Bethany Beckett, UK Economist, at Capital Economics, said “Sales of retail goods fell sharply in March, continuing a two-month slide that suggests consumers are feeling the pinch of rising prices.”
Samuel Tombs, Chief U.K. Economist at Pantheon Macroeconomics, said “Although retail sales volumes fell sharply in March, it seems to be the beginning of a long-term trend of decreased consumer spending.”
Because consumer confidence is at its lowest position since the epidemic and is only ebb above its historic low from July 2008, according to Tombs, families will only withdraw from their savings with extreme caution.
He further stated “According to our projections for the next months, we anticipate retail sales volumes to continue to decline as customers prioritize expenditure on services they had previously foregone due to the epidemic.”
The Bank of England will almost definitely review the rate at which it raises interest rates in the future in light of the weakening statistics. Due to the expectation that the Bank of England would increase interest rates more quickly and more aggressively than its counterparts, most notably the European Central Bank, the pound has appreciated in value from the end of 2021 and into early 2022.

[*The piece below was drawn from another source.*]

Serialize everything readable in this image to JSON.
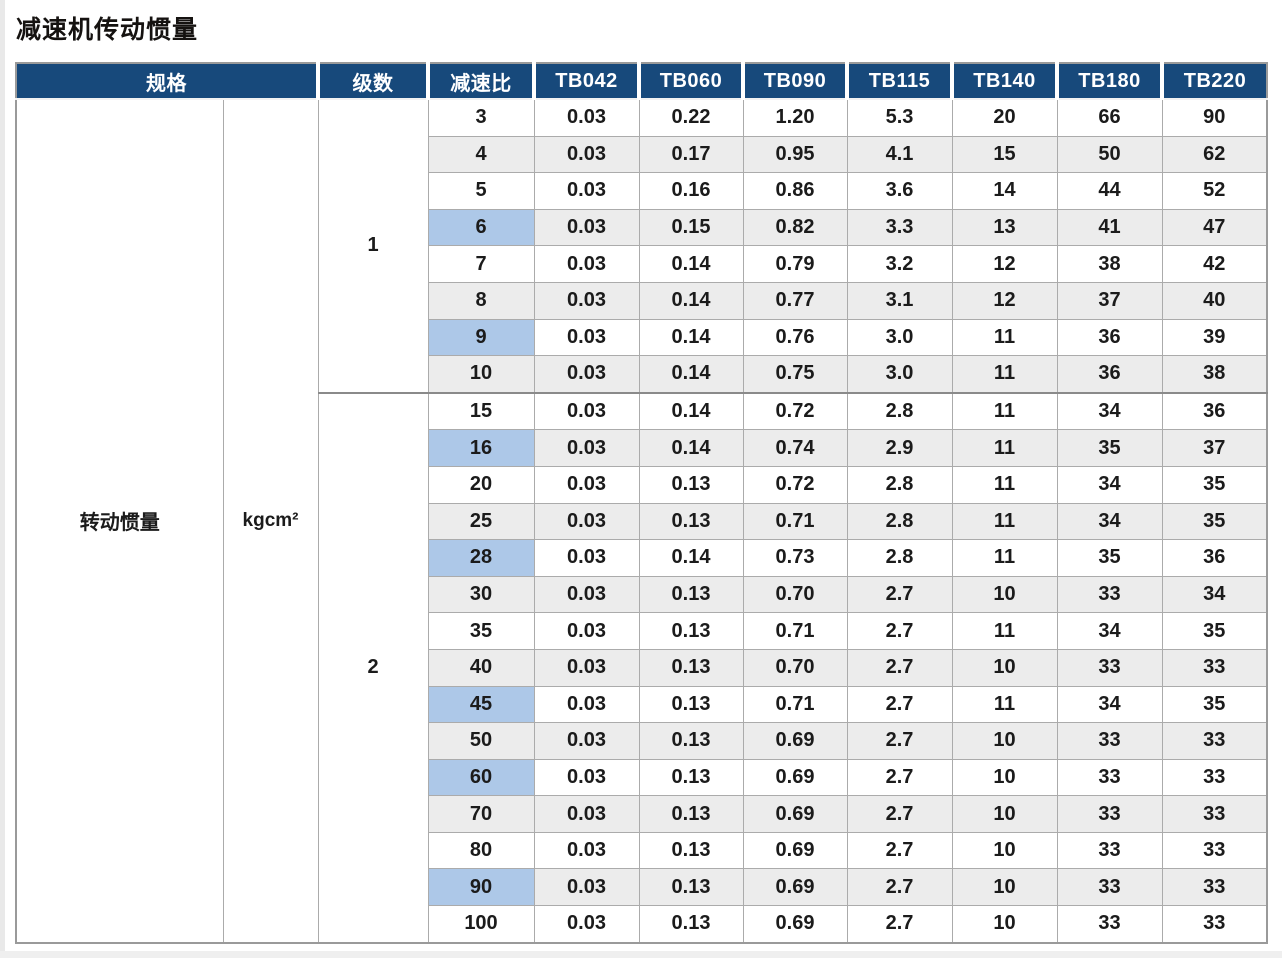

To what far can the Bank hike rates in an economy already showing signs of strain? If the response is “not much” the pound is likely to suffer as financial markets reduce expectations for rate rises.
Simon Harvey, Senior FX Market Analyst at Monex, said “According to early PMIs out of Britain, the consumer is taking a beating right now, in accordance with retail sales this morning. The BoE’s pricing strategy is excessive in light of the current consumer environment.”

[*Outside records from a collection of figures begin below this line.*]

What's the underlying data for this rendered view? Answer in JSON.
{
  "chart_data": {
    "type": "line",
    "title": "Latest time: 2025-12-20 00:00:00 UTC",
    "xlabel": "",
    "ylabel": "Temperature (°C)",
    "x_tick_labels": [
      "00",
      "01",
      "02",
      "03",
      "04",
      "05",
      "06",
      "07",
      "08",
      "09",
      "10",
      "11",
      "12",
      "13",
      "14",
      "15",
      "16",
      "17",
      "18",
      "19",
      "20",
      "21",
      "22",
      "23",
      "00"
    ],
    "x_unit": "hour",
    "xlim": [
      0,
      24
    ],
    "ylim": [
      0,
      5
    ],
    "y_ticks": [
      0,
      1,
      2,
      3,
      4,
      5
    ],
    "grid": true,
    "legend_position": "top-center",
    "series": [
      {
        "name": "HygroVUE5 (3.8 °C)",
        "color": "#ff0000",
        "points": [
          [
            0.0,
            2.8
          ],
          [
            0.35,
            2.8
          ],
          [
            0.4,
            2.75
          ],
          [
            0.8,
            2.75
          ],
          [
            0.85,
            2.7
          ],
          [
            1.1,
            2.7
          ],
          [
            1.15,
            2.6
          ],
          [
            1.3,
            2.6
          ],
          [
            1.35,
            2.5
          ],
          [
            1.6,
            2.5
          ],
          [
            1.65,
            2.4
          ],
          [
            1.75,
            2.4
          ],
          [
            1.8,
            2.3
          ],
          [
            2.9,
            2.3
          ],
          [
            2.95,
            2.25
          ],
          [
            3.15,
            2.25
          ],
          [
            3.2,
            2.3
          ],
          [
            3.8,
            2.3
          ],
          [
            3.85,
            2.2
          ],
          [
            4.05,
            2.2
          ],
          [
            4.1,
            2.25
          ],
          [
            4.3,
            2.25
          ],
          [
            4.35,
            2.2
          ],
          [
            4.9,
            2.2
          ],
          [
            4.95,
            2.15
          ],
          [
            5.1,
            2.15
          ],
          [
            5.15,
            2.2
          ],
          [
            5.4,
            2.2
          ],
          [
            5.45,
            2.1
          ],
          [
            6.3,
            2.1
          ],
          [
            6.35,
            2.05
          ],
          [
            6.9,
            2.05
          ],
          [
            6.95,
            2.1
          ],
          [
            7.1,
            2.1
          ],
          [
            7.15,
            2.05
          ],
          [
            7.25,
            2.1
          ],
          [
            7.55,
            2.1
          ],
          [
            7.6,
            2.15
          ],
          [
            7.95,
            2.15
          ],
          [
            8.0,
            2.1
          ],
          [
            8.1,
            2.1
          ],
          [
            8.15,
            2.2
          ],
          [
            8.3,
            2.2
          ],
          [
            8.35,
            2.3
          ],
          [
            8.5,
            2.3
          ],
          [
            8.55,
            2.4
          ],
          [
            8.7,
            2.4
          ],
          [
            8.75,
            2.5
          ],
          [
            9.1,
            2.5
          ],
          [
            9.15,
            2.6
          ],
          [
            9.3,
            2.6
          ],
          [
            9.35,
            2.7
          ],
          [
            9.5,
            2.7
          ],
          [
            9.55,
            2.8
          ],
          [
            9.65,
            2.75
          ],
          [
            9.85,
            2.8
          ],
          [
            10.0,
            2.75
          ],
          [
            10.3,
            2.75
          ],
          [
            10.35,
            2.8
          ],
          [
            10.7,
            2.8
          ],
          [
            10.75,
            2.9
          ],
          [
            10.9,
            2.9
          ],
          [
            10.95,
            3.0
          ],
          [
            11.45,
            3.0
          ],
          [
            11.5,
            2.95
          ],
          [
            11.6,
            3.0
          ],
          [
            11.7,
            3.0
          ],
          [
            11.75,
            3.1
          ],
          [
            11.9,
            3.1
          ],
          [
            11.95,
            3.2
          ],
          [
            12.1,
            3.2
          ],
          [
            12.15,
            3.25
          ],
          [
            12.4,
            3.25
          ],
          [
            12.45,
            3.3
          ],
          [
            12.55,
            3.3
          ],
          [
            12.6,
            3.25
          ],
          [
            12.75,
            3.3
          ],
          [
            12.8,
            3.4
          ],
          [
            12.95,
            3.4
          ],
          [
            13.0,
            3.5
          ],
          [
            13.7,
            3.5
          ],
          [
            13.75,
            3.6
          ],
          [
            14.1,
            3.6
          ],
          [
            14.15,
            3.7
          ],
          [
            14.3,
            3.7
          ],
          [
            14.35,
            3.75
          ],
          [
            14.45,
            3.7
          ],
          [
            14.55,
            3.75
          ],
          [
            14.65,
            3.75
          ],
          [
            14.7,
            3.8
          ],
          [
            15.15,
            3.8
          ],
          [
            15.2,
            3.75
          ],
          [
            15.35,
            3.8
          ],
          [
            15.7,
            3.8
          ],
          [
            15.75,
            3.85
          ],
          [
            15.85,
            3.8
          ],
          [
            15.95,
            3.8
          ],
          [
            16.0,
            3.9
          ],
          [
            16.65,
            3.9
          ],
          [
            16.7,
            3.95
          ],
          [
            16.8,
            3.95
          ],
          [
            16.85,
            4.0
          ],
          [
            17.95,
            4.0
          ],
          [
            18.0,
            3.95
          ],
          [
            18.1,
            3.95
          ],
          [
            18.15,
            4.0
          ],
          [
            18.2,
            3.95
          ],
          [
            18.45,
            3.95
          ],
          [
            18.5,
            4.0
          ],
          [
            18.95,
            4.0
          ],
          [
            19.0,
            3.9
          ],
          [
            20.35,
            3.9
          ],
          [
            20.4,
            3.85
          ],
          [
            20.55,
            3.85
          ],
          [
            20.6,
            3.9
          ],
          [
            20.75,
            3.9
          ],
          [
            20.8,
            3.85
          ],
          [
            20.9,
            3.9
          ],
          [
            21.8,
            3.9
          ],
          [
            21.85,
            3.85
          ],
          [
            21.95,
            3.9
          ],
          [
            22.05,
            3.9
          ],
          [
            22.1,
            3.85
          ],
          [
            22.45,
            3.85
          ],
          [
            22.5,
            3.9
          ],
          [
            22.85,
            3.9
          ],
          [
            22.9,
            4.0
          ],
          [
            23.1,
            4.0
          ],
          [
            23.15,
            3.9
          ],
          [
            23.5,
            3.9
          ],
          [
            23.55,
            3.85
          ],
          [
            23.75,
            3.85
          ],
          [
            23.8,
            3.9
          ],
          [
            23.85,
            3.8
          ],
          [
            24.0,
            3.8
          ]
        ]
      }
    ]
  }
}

At the same time the bank is trying to keep inflation under control without sending the UK into a recession, governor Andrew Bailey said as much in a speech delivered late on Thursday. The Bank of Japan’s goal to control inflation at or below 2% has been shattered by a 30-year high of 7%, which is expected to rise to 9.0% in April.
Banks can’t do much about the basic causes of inflationary shock, such as oil prices and geopolitics, but inflation forecasts are currently a growing worry among UK residents and companies. This would need increased interest rates from the Bank of England.
Bank of England Monetary Policy Committee member Catherine Mann hinted Thursday that the Bank of England may raise interest rates by a substantial 50 basis points in May. But Friday’s statistics will put such a big move into question, eroding the Pound’s support.
Mikael Milhøj, Chief Analyst, at Danske Bank. said “As inflation continues to erode the spending power of consumers and the post-covid recovery becomes more difficult, we anticipate the UK economy to continue to grow, albeit at a slower rate.” According to recent predictions from Danske Bank, the Pound’s rise against the Euro is over.